Swiss drug giant, Roche, lives up to buying a biotech company behind the first federally approved gene therapy and the most expensive medicine in the United States, the Wall Street Journal reported on Saturday.
Called Spark Therapeutics, the Philadelphia-based biotechnology created a one-time treatment called Luxturna for a rare form of blindness. It currently costs $ 425,000 per eye, or $ 850,000 in total. That price tag makes it the most pricy medicine in North America.
The Roche-Spark deal could be announced as early as Monday, WSJ said at a sticker price of nearly $ 5 billion. From Friday's proximity, Spark had a market value of less than half of the amount.
Founded in 201
But gene therapies are tough to develop and even tougher to receive.
And although Spark announced earlier this month that it had sent 75 vials of its new fabric and generated $ 27 million in sales, the company generated less than $ 65 million in revenue last year, the WSJ reported, and reported a net loss of close. to $ 79 million.
For Roche, the deal is expected to be part of the Swiss pharma giant's expansion into treatments for hemophilia, a rare disorder where some blood does not stick as it should because it lacks blood clot proteins. Spark works on treatments for disorder, which is also a major potential source of growth for Roche.
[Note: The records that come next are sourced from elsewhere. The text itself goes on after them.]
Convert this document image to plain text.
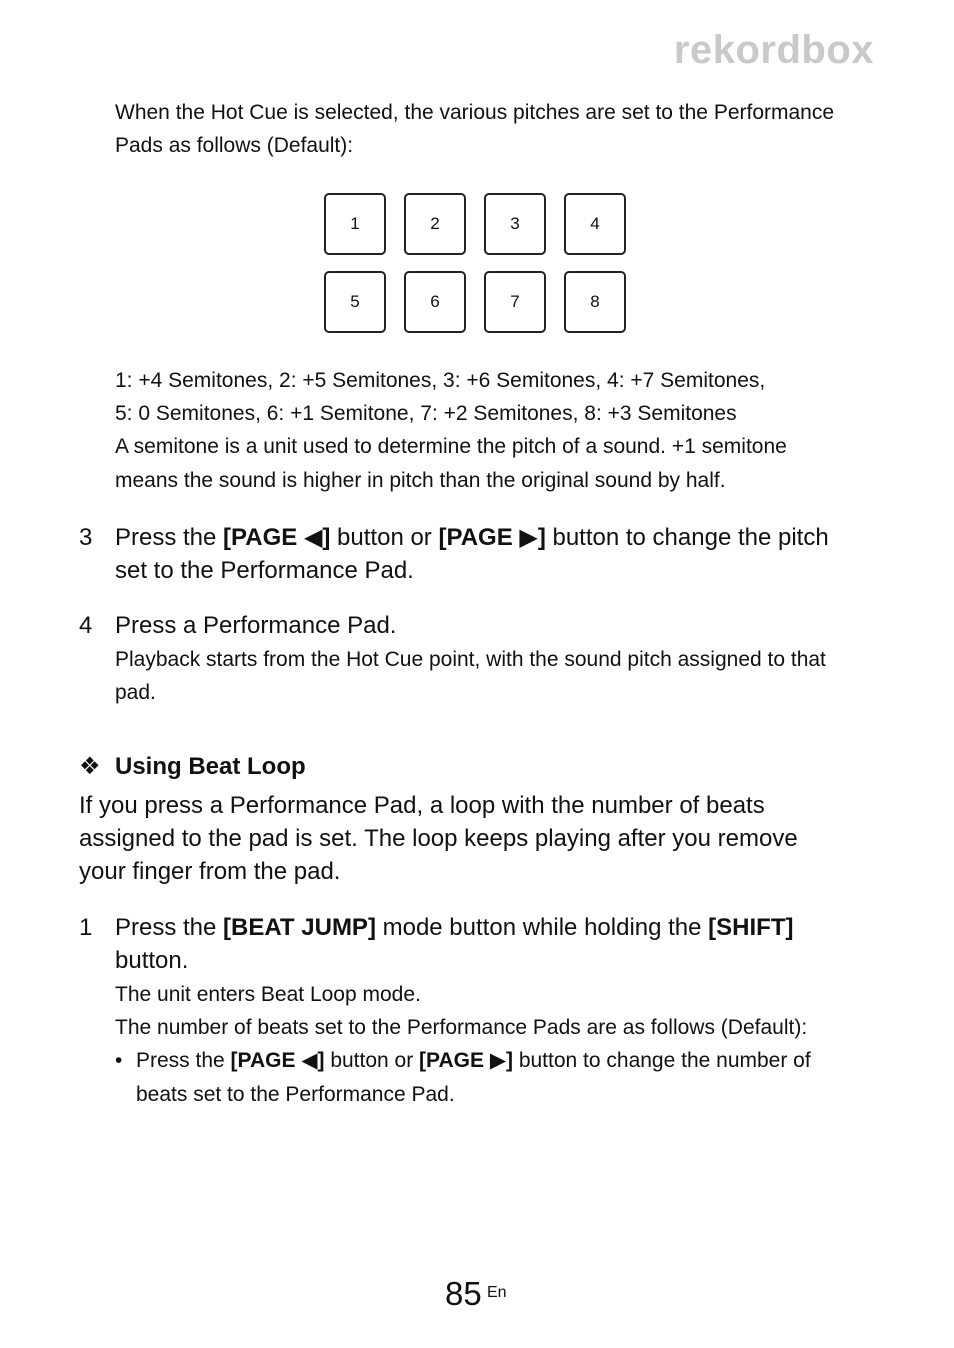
rekordbox

When the Hot Cue is selected, the various pitches are set to the Performance

Pads as follows (Default):

1	2	3	4
5	6	7	8

1: +4 Semitones, 2: +5 Semitones, 3: +6 Semitones, 4: +7 Semitones,

5: 0 Semitones, 6: +1 Semitone, 7: +2 Semitones, 8: +3 Semitones

A semitone is a unit used to determine the pitch of a sound. +1 semitone

means the sound is higher in pitch than the original sound by half.

3 Press the [PAGE ◀] button or [PAGE ▶] button to change the pitch

set to the Performance Pad.

4 Press a Performance Pad.

Playback starts from the Hot Cue point, with the sound pitch assigned to that

pad.

❖ Using Beat Loop

If you press a Performance Pad, a loop with the number of beats

assigned to the pad is set. The loop keeps playing after you remove

your finger from the pad.

1 Press the [BEAT JUMP] mode button while holding the [SHIFT]

button.

The unit enters Beat Loop mode.

The number of beats set to the Performance Pads are as follows (Default):

• Press the [PAGE ◀] button or [PAGE ▶] button to change the number of

beats set to the Performance Pad.

85 En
Gene therapies are buzzy, but costly and difficult to obtain
Spark's blindness treatment falls into a larger category of potentially revolutionary new drugs known as gene therapies. Despite decades being spied on as having the potential to cure dozens of diseases, the treatments are difficult to access. Few have been approved by federal regulators; Those who have can cost about $ 1 million to get and even more to develop.
Earlier this month, Spark said it had sent 75 vials of its new drug and generated $ 27 million in sales, according to the Philadelphia Business Journal. Nevertheless, the company generated less than $ 65 million in revenue last year, the WSJ reported, and sent a net loss of nearly $ 79 million.
The approach behind Spark's treatment – and all other gene therapies – involves modifying a person's DNA to solve the underlying cause of a hereditary disease. Doctors take a sample of some diseased cells, correct the errors in the code and return the corrected cells to the person's body. Over time, the fresh cells surpass the sick, and the disease disappears too well, thinking goes.
Read more: This Silicon Valley startup requires a future where gene therapies are as accessible as vaccines.
But developing the therapies and getting them to patients has proven a steep challenge. In addition to targeting rare diseases, patients must pay attention to the time taken to ensure that they work. In addition, they are expensive and are offered only on a small number of accredited facilities, according to a recent analysis by the IQVIA Institute of Human Data Science and Arm Foundation for Cell and Gene Medicine.
Having launched its gene therapy Luxturna, Spark released three different payment models to attract more patients to use it, Business Insider previously reported. They included paying for the treatment based on how well it works and paying for it over time.
Sparks also work on gene therapy for hemophilia, a lucrative growing area for Roche. Two years ago, Roche won the FDA approval for Hemlibra, treating a type of hemophilia and a substance expected to generate billions of dollars in annual sales.